I don't know why you bring up x87 when you mentioned SSE2 vs AVX2. I'm still waiting to hear the cases where AVX2 can give you a 20x speedup over General purpose x86 and 8x over SSE2.
32-bit to 256-bit (potentially) is an 8x (for 64-bit ints, only 4x). Haswell+AVX2 offers a 256-bit integer multiply, add, shift, etc., which standard x86 does not have. Then there's a more nebulous potential from gather, which will still need some tuning (but with sufficiently high-level code in languages like C++, maybe not much), but not require either several loads or packed operands, ideally (FI, load several red values from an array of pixels as packed RGB values, with a single instruction, which should also mean only a single load per cache line). Also, FMA can offer a 2x speedup, to any code currently doing FMUL+FADD, and reduce register writes and reads in the process.

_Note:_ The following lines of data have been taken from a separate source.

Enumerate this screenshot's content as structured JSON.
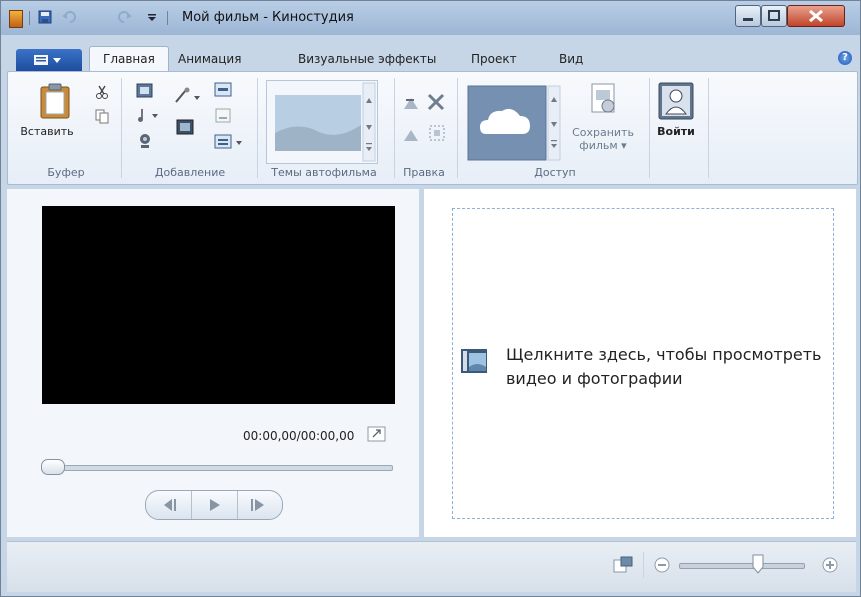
{
  "window": {
    "title": "Мой фильм - Киностудия"
  },
  "tabs": {
    "home": "Главная",
    "animation": "Анимация",
    "visual_effects": "Визуальные эффекты",
    "project": "Проект",
    "view": "Вид"
  },
  "ribbon": {
    "paste_label": "Вставить",
    "group_clipboard": "Буфер",
    "group_add": "Добавление",
    "group_autothemes": "Темы автофильма",
    "group_edit": "Правка",
    "group_share": "Доступ",
    "save_movie_line1": "Сохранить",
    "save_movie_line2": "фильм ▾",
    "signin_label": "Войти"
  },
  "preview": {
    "timecode": "00:00,00/00:00,00"
  },
  "storyboard": {
    "hint_line1": "Щелкните здесь, чтобы просмотреть",
    "hint_line2": "видео и фотографии"
  },
  "colors": {
    "accent": "#1d4d9e",
    "ribbon_bg": "#eef3f9",
    "video_bg": "#000000"
  }
}
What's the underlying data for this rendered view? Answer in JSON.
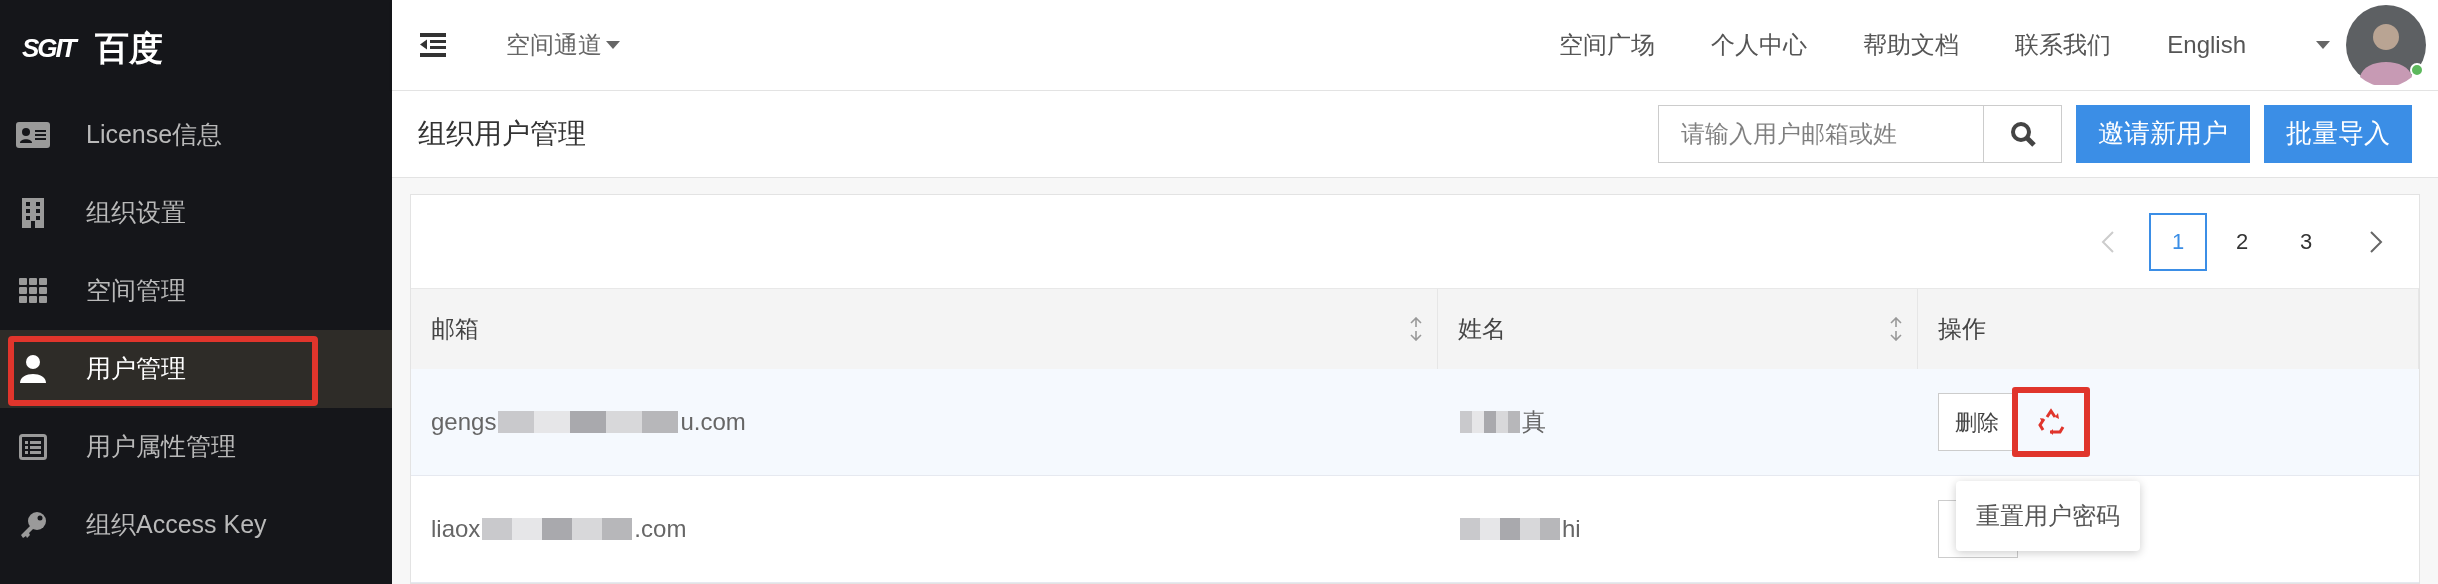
{
  "sidebar": {
    "logo": "SGIT",
    "title": "百度",
    "items": [
      {
        "label": "License信息",
        "selected": false,
        "highlighted": false
      },
      {
        "label": "组织设置",
        "selected": false,
        "highlighted": false
      },
      {
        "label": "空间管理",
        "selected": false,
        "highlighted": false
      },
      {
        "label": "用户管理",
        "selected": true,
        "highlighted": true
      },
      {
        "label": "用户属性管理",
        "selected": false,
        "highlighted": false
      },
      {
        "label": "组织Access Key",
        "selected": false,
        "highlighted": false
      }
    ]
  },
  "topbar": {
    "space_menu": "空间通道",
    "links": [
      "空间广场",
      "个人中心",
      "帮助文档",
      "联系我们"
    ],
    "language": "English",
    "user": {
      "online": true
    }
  },
  "page": {
    "title": "组织用户管理",
    "search": {
      "placeholder": "请输入用户邮箱或姓"
    },
    "buttons": [
      "邀请新用户",
      "批量导入"
    ]
  },
  "pagination": {
    "pages": [
      {
        "label": "1",
        "selected": true
      },
      {
        "label": "2",
        "selected": false
      },
      {
        "label": "3",
        "selected": false
      }
    ]
  },
  "table": {
    "columns": [
      {
        "label": "邮箱",
        "sortable": true
      },
      {
        "label": "姓名",
        "sortable": true
      },
      {
        "label": "操作",
        "sortable": false
      }
    ],
    "rows": [
      {
        "email_start": "gengs",
        "email_end": "u.com",
        "name_end": "真",
        "delete": "删除",
        "hovered": true,
        "reset_highlighted": true
      },
      {
        "email_start": "liaox",
        "email_end": ".com",
        "name_end": "hi",
        "hovered": false,
        "reset_highlighted": false
      }
    ]
  },
  "tooltip": {
    "text": "重置用户密码"
  }
}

Add to that that some of the speedups are Haswell v. IVB, not merely AVX2. FI, HSW has 2 FMAs, allowing 2x w/ AVX for FADD or FMUL, or 4x v. AVX for FMA cases, on top of AVX2 itself as an ISA extension, whereas IVB has 1 FMUL and 1 FADD, and no FMA. I'm not sure about scheduling with SSE, though, so it may only offer the real benefits for AVX and AVX2.
For code that already works with SSE2 or AVX, there may be a very low upper limit (2x-4x, plus some for gather, just improvements from gather, or nothing). For code that could be vectorized in theory, and works well on other ISAs that way, but hasn't been on x86, it depends on how pessimisal the scalar x86 version is, in comparison to how efficiently an AVX2 implementation can be, and/or how easily it can be made to use AVX2 well. With OOOE and speculative loads and stores, pinning a single broad value down is all but impossible--"at least," and, "up to," are good as it will get until the chips become widespread, and applications can be tested.
x87 and SSE2, because SSE2 is often faster for scalar FP than x87, due to x87 being based off a stack (indexable, but stack nonetheless), while SSE has named registers. Binaries made with MS' compiler may use both, for scalar FP arithmetic, FI.